Jailed Turkish philanthropist Kavala says more charges being prepared

Turkish philanthropist and civil society activist, Osman Kavala, jailed for 20 months facing terrorism charges over the 2013 Gezi Park mass anti-government protests, said in an interview published on Wednesday there was a second investigation into him in relation to the July 15 failed military coup three years ago.

Kavala and 15 other suspects facing a total of 47,520 years in prison will appear in court on Thursday for a hearing of the Gezi trial. The defendants are charged with attempting to violently overthrow the government by organising the protests, the biggest demonstrations against President Recep Tayyip Erdoğan since he came to power in 2003.

“The fiction in the indictment is total nonsense,” Kavala wrote from prison in a letter published by the T-24 news website. 

According to the 657-page indictment Kavala acted as chief conspirator of 2013 protests, sponsoring sedition through his non-profit organisation Anadolu Kültür, set up to support peace and democracy through arts and culture, and his ties to the local branch of the Open Society Foundation, established by American-Hungarian investor George Soros. 

Yiğit Aksakoğlu, another civil society activist charged in the case, was released at the previous hearing of the trial on June 24. While Aksakoğlu’s release prompted hopes that Kavala might also be freed while the trial continues, the Turkish businessman said that possible new charges meant it would be unlikely that he would be let out.

“It seems they will rule for my release at some point.
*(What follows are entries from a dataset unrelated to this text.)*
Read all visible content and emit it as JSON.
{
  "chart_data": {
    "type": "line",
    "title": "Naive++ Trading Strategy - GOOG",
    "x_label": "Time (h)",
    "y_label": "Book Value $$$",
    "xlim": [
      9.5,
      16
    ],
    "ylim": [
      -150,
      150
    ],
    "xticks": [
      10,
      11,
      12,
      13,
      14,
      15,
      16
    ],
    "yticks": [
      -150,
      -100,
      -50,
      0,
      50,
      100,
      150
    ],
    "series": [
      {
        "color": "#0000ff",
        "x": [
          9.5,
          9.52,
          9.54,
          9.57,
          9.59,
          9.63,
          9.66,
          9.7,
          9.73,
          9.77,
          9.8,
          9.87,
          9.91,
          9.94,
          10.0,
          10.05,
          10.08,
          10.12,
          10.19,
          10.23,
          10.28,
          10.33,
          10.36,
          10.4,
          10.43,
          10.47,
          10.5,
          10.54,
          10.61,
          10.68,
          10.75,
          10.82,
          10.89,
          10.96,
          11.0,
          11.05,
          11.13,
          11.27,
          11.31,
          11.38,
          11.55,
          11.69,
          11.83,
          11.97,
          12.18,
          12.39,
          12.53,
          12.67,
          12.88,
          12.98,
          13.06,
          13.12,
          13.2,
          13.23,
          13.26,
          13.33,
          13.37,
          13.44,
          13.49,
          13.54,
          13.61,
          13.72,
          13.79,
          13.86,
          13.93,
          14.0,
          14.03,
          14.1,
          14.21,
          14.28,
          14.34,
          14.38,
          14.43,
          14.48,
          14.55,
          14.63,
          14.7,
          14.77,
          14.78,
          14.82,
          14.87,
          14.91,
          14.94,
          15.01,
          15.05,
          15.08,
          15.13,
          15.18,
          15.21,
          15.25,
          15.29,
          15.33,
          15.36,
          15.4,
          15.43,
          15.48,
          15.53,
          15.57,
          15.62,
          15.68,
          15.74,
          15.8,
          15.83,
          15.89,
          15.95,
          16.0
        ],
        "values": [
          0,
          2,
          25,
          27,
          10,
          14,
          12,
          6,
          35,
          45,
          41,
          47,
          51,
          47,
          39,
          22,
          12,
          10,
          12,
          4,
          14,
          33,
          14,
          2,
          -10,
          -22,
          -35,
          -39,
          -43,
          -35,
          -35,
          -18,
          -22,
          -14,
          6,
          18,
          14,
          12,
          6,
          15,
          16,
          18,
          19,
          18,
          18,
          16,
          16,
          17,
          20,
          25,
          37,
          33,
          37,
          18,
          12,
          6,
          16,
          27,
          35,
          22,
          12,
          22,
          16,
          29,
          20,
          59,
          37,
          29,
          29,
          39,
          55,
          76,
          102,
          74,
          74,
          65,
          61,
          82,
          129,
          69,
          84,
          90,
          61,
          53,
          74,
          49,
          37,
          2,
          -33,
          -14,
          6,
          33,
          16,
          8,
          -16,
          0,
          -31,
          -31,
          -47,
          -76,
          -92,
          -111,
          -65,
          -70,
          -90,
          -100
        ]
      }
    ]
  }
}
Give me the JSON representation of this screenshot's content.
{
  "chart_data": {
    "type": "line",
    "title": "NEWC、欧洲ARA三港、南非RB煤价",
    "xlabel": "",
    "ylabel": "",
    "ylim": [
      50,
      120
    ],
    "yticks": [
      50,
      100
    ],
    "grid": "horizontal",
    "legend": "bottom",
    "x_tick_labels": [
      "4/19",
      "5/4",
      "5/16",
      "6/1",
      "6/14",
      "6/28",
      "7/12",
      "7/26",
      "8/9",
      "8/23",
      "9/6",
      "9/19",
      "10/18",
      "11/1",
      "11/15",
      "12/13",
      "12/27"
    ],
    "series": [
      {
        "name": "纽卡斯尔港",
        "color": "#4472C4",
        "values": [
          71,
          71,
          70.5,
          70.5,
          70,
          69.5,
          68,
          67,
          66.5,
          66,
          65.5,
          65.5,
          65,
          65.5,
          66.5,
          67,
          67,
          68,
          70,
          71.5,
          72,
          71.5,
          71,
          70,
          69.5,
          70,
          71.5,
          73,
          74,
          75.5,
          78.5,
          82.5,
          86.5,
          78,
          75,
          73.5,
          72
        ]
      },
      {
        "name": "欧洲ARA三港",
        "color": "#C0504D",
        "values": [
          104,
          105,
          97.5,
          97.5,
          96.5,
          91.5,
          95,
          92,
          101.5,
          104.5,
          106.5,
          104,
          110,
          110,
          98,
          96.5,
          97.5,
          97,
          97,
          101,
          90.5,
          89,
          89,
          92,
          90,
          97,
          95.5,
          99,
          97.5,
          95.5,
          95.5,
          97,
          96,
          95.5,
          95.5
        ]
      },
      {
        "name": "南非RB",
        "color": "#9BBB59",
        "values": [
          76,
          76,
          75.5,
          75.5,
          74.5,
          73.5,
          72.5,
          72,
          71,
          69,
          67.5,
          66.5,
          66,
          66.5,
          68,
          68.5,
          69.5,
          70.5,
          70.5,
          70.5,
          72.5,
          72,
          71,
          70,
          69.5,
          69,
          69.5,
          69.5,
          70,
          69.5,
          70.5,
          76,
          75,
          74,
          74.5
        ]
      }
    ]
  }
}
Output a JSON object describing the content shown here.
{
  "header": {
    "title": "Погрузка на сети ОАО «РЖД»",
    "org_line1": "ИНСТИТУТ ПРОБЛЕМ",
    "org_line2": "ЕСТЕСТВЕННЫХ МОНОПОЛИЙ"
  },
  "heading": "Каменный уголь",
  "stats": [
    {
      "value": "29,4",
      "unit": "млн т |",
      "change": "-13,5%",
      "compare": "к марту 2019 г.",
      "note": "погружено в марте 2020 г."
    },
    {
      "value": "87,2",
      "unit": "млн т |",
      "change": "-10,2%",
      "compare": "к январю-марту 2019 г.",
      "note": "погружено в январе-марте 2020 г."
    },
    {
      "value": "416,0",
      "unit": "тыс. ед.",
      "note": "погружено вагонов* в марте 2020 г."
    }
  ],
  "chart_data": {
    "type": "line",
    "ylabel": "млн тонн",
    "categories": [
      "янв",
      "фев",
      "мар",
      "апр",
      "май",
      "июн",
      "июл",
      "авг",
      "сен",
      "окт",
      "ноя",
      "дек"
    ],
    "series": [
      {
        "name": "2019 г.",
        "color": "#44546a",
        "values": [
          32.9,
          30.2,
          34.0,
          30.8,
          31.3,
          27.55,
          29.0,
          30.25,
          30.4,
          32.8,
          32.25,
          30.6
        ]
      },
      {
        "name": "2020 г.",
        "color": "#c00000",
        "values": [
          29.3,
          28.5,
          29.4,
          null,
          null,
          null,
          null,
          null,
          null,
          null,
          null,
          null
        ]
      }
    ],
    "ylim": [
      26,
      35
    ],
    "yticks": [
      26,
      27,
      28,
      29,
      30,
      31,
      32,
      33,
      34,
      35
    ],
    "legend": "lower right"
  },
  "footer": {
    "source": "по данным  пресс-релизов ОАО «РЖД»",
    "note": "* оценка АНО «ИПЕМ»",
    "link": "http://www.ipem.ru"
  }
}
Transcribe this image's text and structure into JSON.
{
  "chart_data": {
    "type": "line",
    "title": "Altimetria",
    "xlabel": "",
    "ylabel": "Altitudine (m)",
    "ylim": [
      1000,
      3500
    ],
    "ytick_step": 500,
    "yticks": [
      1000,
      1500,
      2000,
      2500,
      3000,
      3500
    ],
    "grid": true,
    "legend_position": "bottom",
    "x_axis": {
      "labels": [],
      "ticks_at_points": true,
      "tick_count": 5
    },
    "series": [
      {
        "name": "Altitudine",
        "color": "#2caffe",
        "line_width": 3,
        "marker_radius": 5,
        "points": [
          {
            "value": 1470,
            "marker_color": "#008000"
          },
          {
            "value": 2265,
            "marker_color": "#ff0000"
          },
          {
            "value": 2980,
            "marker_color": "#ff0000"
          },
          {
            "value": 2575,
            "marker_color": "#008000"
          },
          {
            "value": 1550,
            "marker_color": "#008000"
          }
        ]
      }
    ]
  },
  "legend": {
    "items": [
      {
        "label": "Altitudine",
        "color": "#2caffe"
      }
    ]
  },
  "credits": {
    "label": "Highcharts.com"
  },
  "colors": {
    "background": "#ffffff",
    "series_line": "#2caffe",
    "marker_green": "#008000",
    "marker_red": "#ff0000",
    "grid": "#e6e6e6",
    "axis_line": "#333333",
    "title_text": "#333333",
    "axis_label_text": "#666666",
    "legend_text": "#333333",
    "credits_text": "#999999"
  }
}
But this does not mean that I will be out of jail,” Kavala said. “After my arrest, ungrounded charges of supporting the July 15 coup attempt have been kept as a separate investigation and the decision on my detention was strangely linked to both cases,” he said.

The government blames the Gülen movement, a secretive Islamist group formerly allied to Erdoğan, for the 2016 failed putsch. Kavala has been accused of links to the Gülenists, as well as disparate armed organisations including the Kurdistan Workers’ Party (PKK) and far-left Revolutionary People’s Liberation Army-Front (DHKP-C).